Кирюхин развел руками.
— Какие скидки, Борис Иванович? Работает с душой, старается. Ну, а если… — он посмотрел в лицо Ракитину. — Если кто доносы пишет, то это чепуха! Ложь! Судить за такие вещи нужно!
«А может, вы так же торопитесь, как и с собранием? — спрашивал взгляд Ракитина. — Или не хотите все-таки портить отношений с дочерью секретаря горкома?»
— Да хорошо же работает, — настойчиво продолжал Кирюхин. — Если уж вы хотите знать правду, Борис Иванович, скажу. Ваша дочь — клад в диспетчерской службе. Талант!
— Может, и талант, но меня кое-что тревожит, — сказал Ракитин, тяжело повернувшись на стуле. — И потом, как это можно с маху: чепуха, судить и прочее? А может, к чему-то и прислушаться следует? Присмотреться внимательно?
— Так я чего… я… — Кирюхин непривычно вытянулся и приложил руку к груди. — Я ваши замечания в отношении собрания учту. А что касается Риммы Борисовны!.. — Он решительно замотал головой. — Не согласен и не согласен! Да и с Алтуниным вы, Борис Иванович, не очень деликатничайте. Коварнейший человек. Сейчас опять на Мерцалова навалился. Общественным судом угрожает.
— За что? — спросил Ракитин.
— За брак. Кто-то виноват, а шишки, как всегда, на Мерцалова.
— Это серьезно?
— Борис Иванович, батенька мой. Уж поверьте. Только сегодня с секретарем парткома толковали об этом.

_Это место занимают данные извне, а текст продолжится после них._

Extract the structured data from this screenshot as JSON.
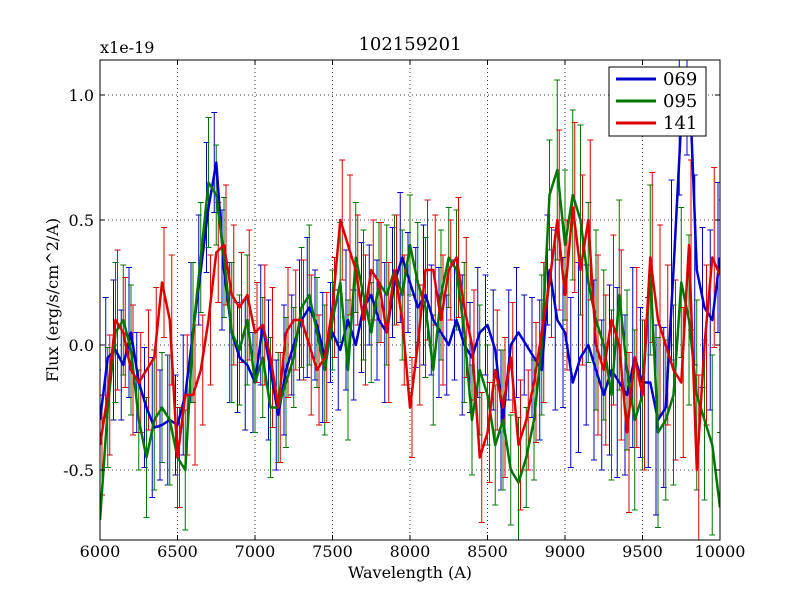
{
  "chart_data": {
    "type": "line",
    "title": "102159201",
    "xlabel": "Wavelength (A)",
    "ylabel": "Flux (erg/s/cm^2/A)",
    "offset_text": "x1e-19",
    "xlim": [
      6000,
      10000
    ],
    "ylim": [
      -0.78,
      1.14
    ],
    "xticks": [
      6000,
      6500,
      7000,
      7500,
      8000,
      8500,
      9000,
      9500,
      10000
    ],
    "xtick_labels": [
      "6000",
      "6500",
      "7000",
      "7500",
      "8000",
      "8500",
      "9000",
      "9500",
      "10000"
    ],
    "yticks": [
      -0.5,
      0.0,
      0.5,
      1.0
    ],
    "ytick_labels": [
      "-0.5",
      "0.0",
      "0.5",
      "1.0"
    ],
    "grid": true,
    "legend_position": "top-right",
    "x": [
      6000,
      6050,
      6100,
      6150,
      6200,
      6250,
      6300,
      6350,
      6400,
      6450,
      6500,
      6550,
      6600,
      6650,
      6700,
      6750,
      6800,
      6850,
      6900,
      6950,
      7000,
      7050,
      7100,
      7150,
      7200,
      7250,
      7300,
      7350,
      7400,
      7450,
      7500,
      7550,
      7600,
      7650,
      7700,
      7750,
      7800,
      7850,
      7900,
      7950,
      8000,
      8050,
      8100,
      8150,
      8200,
      8250,
      8300,
      8350,
      8400,
      8450,
      8500,
      8550,
      8600,
      8650,
      8700,
      8750,
      8800,
      8850,
      8900,
      8950,
      9000,
      9050,
      9100,
      9150,
      9200,
      9250,
      9300,
      9350,
      9400,
      9450,
      9500,
      9550,
      9600,
      9650,
      9700,
      9750,
      9800,
      9850,
      9900,
      9950,
      10000
    ],
    "series": [
      {
        "name": "069",
        "color": "#0000cc",
        "values": [
          -0.3,
          -0.05,
          -0.02,
          -0.08,
          0.05,
          -0.15,
          -0.25,
          -0.33,
          -0.32,
          -0.3,
          -0.32,
          -0.2,
          0.05,
          0.3,
          0.55,
          0.73,
          0.3,
          0.05,
          -0.05,
          -0.08,
          -0.15,
          0.08,
          -0.1,
          -0.28,
          -0.1,
          0.0,
          0.1,
          0.15,
          0.08,
          -0.05,
          0.05,
          -0.02,
          0.1,
          0.0,
          0.15,
          0.2,
          0.1,
          0.05,
          0.25,
          0.35,
          0.25,
          0.15,
          0.2,
          0.1,
          0.05,
          0.0,
          0.1,
          0.0,
          -0.05,
          0.05,
          0.08,
          -0.02,
          -0.3,
          0.0,
          0.05,
          0.0,
          -0.05,
          -0.1,
          0.3,
          0.1,
          0.05,
          -0.15,
          -0.05,
          0.0,
          -0.1,
          -0.2,
          -0.1,
          -0.15,
          -0.2,
          -0.05,
          -0.15,
          -0.15,
          -0.3,
          -0.25,
          0.3,
          0.9,
          1.1,
          0.3,
          0.15,
          0.1,
          0.35
        ]
      },
      {
        "name": "095",
        "color": "#007700",
        "values": [
          -0.7,
          -0.25,
          0.05,
          0.1,
          -0.02,
          -0.3,
          -0.45,
          -0.3,
          -0.25,
          -0.3,
          -0.45,
          -0.5,
          0.05,
          0.35,
          0.65,
          0.6,
          0.35,
          0.05,
          -0.02,
          0.1,
          -0.15,
          -0.05,
          -0.25,
          -0.25,
          -0.15,
          -0.05,
          0.15,
          0.2,
          0.05,
          -0.1,
          0.1,
          0.25,
          -0.1,
          0.35,
          0.2,
          0.05,
          0.25,
          0.2,
          0.3,
          0.2,
          0.4,
          0.25,
          0.15,
          -0.1,
          0.2,
          0.35,
          0.3,
          0.05,
          -0.3,
          -0.1,
          -0.2,
          -0.4,
          -0.3,
          -0.5,
          -0.55,
          -0.45,
          -0.3,
          0.0,
          0.6,
          0.7,
          0.4,
          0.6,
          0.5,
          0.25,
          0.1,
          0.0,
          -0.2,
          0.2,
          -0.1,
          -0.3,
          -0.2,
          0.3,
          -0.35,
          -0.3,
          -0.2,
          0.25,
          0.1,
          -0.2,
          -0.3,
          -0.4,
          -0.65
        ]
      },
      {
        "name": "141",
        "color": "#dd0000",
        "values": [
          -0.4,
          -0.2,
          0.1,
          0.05,
          -0.1,
          -0.15,
          -0.1,
          -0.05,
          0.25,
          0.1,
          -0.45,
          -0.2,
          -0.2,
          -0.1,
          0.1,
          0.37,
          0.4,
          0.2,
          0.15,
          0.2,
          0.05,
          0.08,
          -0.05,
          -0.25,
          0.05,
          0.1,
          0.1,
          0.0,
          -0.1,
          -0.05,
          0.15,
          0.5,
          0.4,
          0.3,
          0.1,
          0.3,
          0.25,
          0.05,
          0.3,
          0.1,
          -0.25,
          0.0,
          0.3,
          0.3,
          0.1,
          0.3,
          0.35,
          0.15,
          0.0,
          -0.45,
          -0.35,
          -0.1,
          -0.25,
          -0.05,
          -0.4,
          -0.3,
          -0.15,
          0.05,
          0.25,
          0.5,
          0.2,
          0.55,
          0.3,
          0.5,
          0.0,
          -0.1,
          0.1,
          0.0,
          -0.35,
          -0.05,
          -0.2,
          0.35,
          0.1,
          0.0,
          -0.1,
          -0.15,
          0.4,
          -0.5,
          0.0,
          0.35,
          0.28
        ]
      }
    ]
  }
}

«Странно, — подумал Ракитин. — Не успел с одним разобраться, уже другое… И Зиненко почему-то молчит. А уж он-то, конечно, в курсе».
И сразу после разговора с Кирюхиным, отложив текущие дела, Ракитин отправился в депо. Не заходя к начальнику, он прошел прямо в цех, разыскал Зиненко и без всякой дипломатии спросил:
— Ну, где этот самый брак, из-за которого шум завели?
— А вот! — сказал Зиненко, показав на полуразобранный тепловоз, и стал объяснять, как все получилось. Неожиданно из канавы поднял голову широконосый молодой парень с пятнами от масла на подбородке и сердито заметил:
— Теперь так и будет. Все и никто. На бога списывать придется.
— Зато на сменную перешли, фасон держим, — подбросил реплику другой слесарь, маленький с черными усиками.
— А вы что же, не одобряете? — спросил его Ракитин.
— Да как сказать. Может, и лучше будет. Только не у всех еще сознание имеется. Кое-кто личную выгоду извлекает.
— Возможно, — согласился Ракитин. — Но у вас такой коллектив. При старании любого переварить может.
Опять между колесами выглянул широконосый парень, посмотрел на секретаря горкома, сказал с хитринкой:
— Понимаете, что получается, товарищ Ракитин. У начальства ложка большая. Иногда недоваренных выхватывают.
— Кого же?
— Да не стоит вспоминать.
— Ну, это вы напрасно. Даже не по-товарищески с вашей стороны.
Широконосый пожал плечами и скрылся в канаве под тепловозом. Ракитин постоял еще немного и, чтобы не мешать работать, отошел к бетонной колонне. Зиненко принес откуда-то две табуретки.
— Однако злой у тебя народец, — присаживаясь, сказал Ракитин. — Ишь ведь завернул насчет ложки-то. Слышал?
— А как же? О Мерцалове намекнули.
— Я так и понял. — Ракитин снял шляпу, неторопливо пригладил волосы.
Весь цех был залит солнечными лучами. Они сияли на цементном полу, на стенах, цеплялись за крюк мостового крана, деловито хлопотавшего над каким-то очень тяжелым агрегатом.
Ракитин посмотрел, посмотрел и снова повернулся к Зиненко.
— Ты все же скажи, Аркадий, откровенно. Есть основания, чтобы судить Мерцалова за этот брак?
— Какой суд? — удивился Зиненко. — Просто разговор товарищеский. И дело не только в браке. Тут ведь Мерцалов Сазонова оскорбил на планерке.
— Ах, вон в чем дело? Тогда давай вводи в курс…
* * *
Домой Ракитин возвращался поздно. Перед самым домом остановился, хотел закурить, но тут появилась Полина Поликарповна.
— Наконец-то, — заговорила она дрожащим от волнения голосом. — Ты с Риммой сегодня ругался?
— Не ругался, а поговорил, — спокойно ответил Борис Иванович.